Относительно чужого языка и спиритических сеансов он, как выяснилось, был кругом неправ. Вокруг кричали и переговаривались минимум на трех неизвестных Альку языках, не походивших ни на русский, ни на кое-как изученный в гимназии немецкий. До тех пор, пока Свиридов не прислушивался к этим выкрикам, он отдавал себе отчет, что слышит абсолютно незнакомое ему наречие и ничего не понимает. Если же по какой-нибудь причине все его внимание полностью переключалось на происходящее, Альк словно забывал о том, что вместо связной речи ему полагалось слышать только непривычный набор звуков. В первый раз это произошло с ним на мосту, где яростно бранились два каких-то человека. Привлеченный этим шумом, Альк сначала оценил цветистые сверх меры идиоматические обороты, из которых состояла речь обоих спорщиков, и только мгновение спустя испытал запоздалый ужас, вспомнив, что _не должен_ понимать, о чем они говорят. Для одного-единственного дня внезапных потрясений было, прямо скажем, многовато.

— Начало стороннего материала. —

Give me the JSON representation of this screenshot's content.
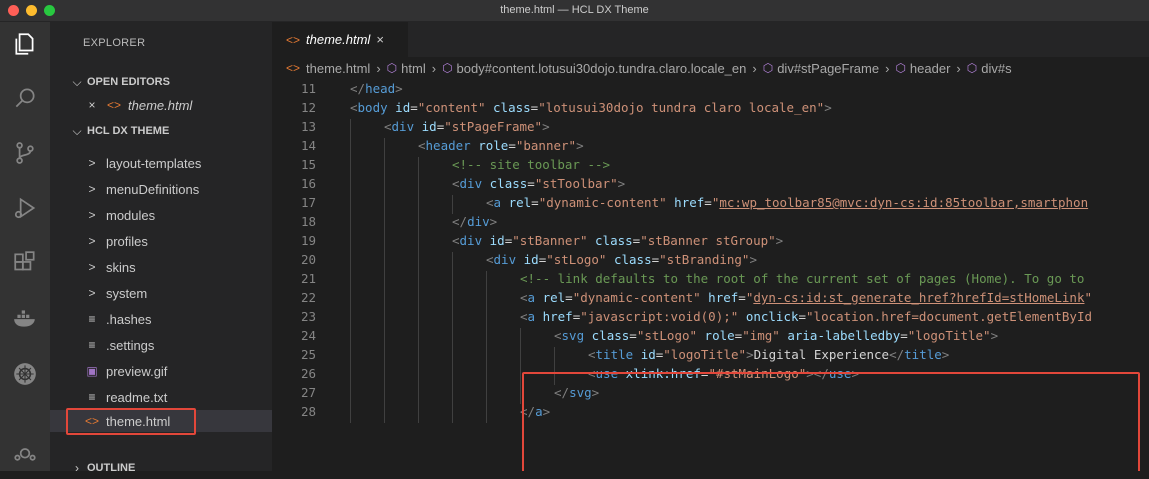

Этим утром Альк не завтракал - ну не считать же завтраком одну-единственную чашку кофе и прихваченный в столовой маковый рогалик, который он (дурак!) еще и не доел. Когда он ждал Аду у ее подъезда, было уже часа два, а может, три после полудня. Потом они шли через весь город, много целовались в скверах и безлюдных переулках, игнорируя промозглый ветер неодобрительные взгляды редко попадавшихся прохожих. Одним словом, завернуть в какую-нибудь ресторацию, как Альк планировал в начале, им так и не довелось. Потом была квартира Перегудова, диван в гостиной, полутемный коридор... И вуаля. В том странном месте, куда его занесло (Альк пока не пришел к какому-нибудь выводу по поводу того, где именно он оказался), было утро - пусть не слишком раннее, но утро. Но для Алька это не имело ни малейшего значения. Он чувствовал, что для него давно уже настало время ужина, обеда, завтрака и лэнча разом.

Вдоль широкой набережной, на которую он вышел после получаса бесцельных шатаний по чужому городу, то тут, то там виднелись низкие лотки с разнообразной снедью, при виде которой желудок Свиридова болезненно сжимался. Он старался не смотреть в ту сторону, но запахи каких-то местных пряностей, копченостей и свежей выпечки волнами накатывали на него, мешая думать о чем-то другом.

Свиридов успел пройти, вероятно, шагов сто, когда его впервые посетила мысль о том, что можно как бы невзначай приблизиться с какому-нибудь из прилавков и стянуть себе пирожок. Или еще какую-нибудь мелочь.

Как и всякий настоящий революционер, Альк презирал частную собственность. В теории. Так же, в теории, он привык с убежденностью оправдывать всякое воровство тяжелым положением люмпен-пролетариата, ролью среды и воспитания, а главное - несправедливостью существующего строя. Но самому Альку до сих пор не приходилось брать чужого - только дрянной перочинный ножик в прогимназии, из-за которого его до тошноты стыдили дома, а потом заставили вернуть игрушку ее настоящему владельцу. Ну и еще пару раз они с друзьями промышляли на Лотошном рынке яблоки и сливы. Почти то же самое, что он намеревался сделать в настоящую минуту.

Пирожок - это практически не кража. Про такую ерунду даже неловко говорить "украл". Крестоостровские мальчишки в таких случаях употребляли эвфемизмы типа "слямзить". Или "свистнуть"... одним словом, "стырить". Каким бы нелепым и безрадостным не было положение Свиридова, он все-таки невольно улыбнулся от дурацкого воспоминания.

И окончательно решил, что обязательно добудет себе что-то на обед. А дальше - будь что будет.

Если бы он знал, что будет дальше, он бы, вероятно, не отнесся к делу так беспечно.